Не могу забыть седую, всю в черном старую женщину, которая сидела сгорбившись на стуле в малом зале Центрального дома литераторов в Москве, когда мы хоронили Сесара Арконаду. Легендарная Пассионария. Долорес Ибаррури – одна из героинь моего отрочества, да и всей последующей жизни.

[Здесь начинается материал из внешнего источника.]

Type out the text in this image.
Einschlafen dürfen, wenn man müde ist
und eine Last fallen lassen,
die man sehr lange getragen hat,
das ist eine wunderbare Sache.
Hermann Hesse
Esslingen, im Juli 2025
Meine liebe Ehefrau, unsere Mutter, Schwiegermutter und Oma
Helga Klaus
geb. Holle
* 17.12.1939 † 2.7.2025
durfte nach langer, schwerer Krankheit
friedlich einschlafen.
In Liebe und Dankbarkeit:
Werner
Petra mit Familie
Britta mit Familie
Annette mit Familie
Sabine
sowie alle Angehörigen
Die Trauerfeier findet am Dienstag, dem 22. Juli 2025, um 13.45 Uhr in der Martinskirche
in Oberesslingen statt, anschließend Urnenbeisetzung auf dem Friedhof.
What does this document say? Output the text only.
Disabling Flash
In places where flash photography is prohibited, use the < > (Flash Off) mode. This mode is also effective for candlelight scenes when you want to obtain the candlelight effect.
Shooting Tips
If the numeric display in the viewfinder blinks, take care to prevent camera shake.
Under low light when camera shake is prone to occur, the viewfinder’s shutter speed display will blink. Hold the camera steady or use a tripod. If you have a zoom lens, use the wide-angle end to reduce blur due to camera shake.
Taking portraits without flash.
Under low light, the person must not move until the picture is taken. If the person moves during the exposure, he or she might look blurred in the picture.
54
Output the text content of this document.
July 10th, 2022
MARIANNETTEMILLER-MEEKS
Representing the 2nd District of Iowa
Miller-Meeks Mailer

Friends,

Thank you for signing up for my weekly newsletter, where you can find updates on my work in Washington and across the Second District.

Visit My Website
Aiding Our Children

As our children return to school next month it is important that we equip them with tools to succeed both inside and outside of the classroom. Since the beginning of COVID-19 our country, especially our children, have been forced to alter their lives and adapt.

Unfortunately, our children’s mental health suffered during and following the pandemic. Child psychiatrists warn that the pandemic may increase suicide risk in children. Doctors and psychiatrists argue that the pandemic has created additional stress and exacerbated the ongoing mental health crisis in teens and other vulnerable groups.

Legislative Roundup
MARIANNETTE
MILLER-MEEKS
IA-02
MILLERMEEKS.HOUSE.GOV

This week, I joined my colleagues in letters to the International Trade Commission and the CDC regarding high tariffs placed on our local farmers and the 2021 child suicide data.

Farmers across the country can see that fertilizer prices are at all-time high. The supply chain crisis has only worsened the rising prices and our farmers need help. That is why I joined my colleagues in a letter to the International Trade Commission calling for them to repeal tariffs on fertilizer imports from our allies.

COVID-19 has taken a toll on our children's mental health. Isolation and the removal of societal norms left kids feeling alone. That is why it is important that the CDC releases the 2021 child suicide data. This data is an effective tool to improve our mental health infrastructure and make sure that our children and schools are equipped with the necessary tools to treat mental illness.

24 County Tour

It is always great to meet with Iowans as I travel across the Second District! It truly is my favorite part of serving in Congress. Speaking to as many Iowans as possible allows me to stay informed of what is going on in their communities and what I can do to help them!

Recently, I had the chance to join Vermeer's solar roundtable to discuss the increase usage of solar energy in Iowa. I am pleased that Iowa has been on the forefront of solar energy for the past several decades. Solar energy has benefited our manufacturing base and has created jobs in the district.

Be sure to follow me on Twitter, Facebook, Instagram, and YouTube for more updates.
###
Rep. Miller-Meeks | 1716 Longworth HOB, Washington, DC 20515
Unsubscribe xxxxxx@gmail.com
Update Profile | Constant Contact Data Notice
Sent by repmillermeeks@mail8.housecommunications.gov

Думаю, что до смерти будет жить в сердце тот юношеский, пусть наивный, но искренний вопрос, которым определялась сущность человека, его верность идеалам революции и интернационализма: готов ли ты отдать жизнь ради спасения испанского ребенка? – это до войны. После нее – греческого. И ответ самому себе, восторженному и не нюхавшему пороха – ДА! Что ж, яблоко от яблони недалеко падает. И нечего цинизмом и неверием, грехами и преступлениями подлецов, определявших жизнь страны, зачеркивать то великое и гуманное, что воспитали в нас отцы. Хочу, чтобы и мои внуки смогли так ответить себе на этот вопрос.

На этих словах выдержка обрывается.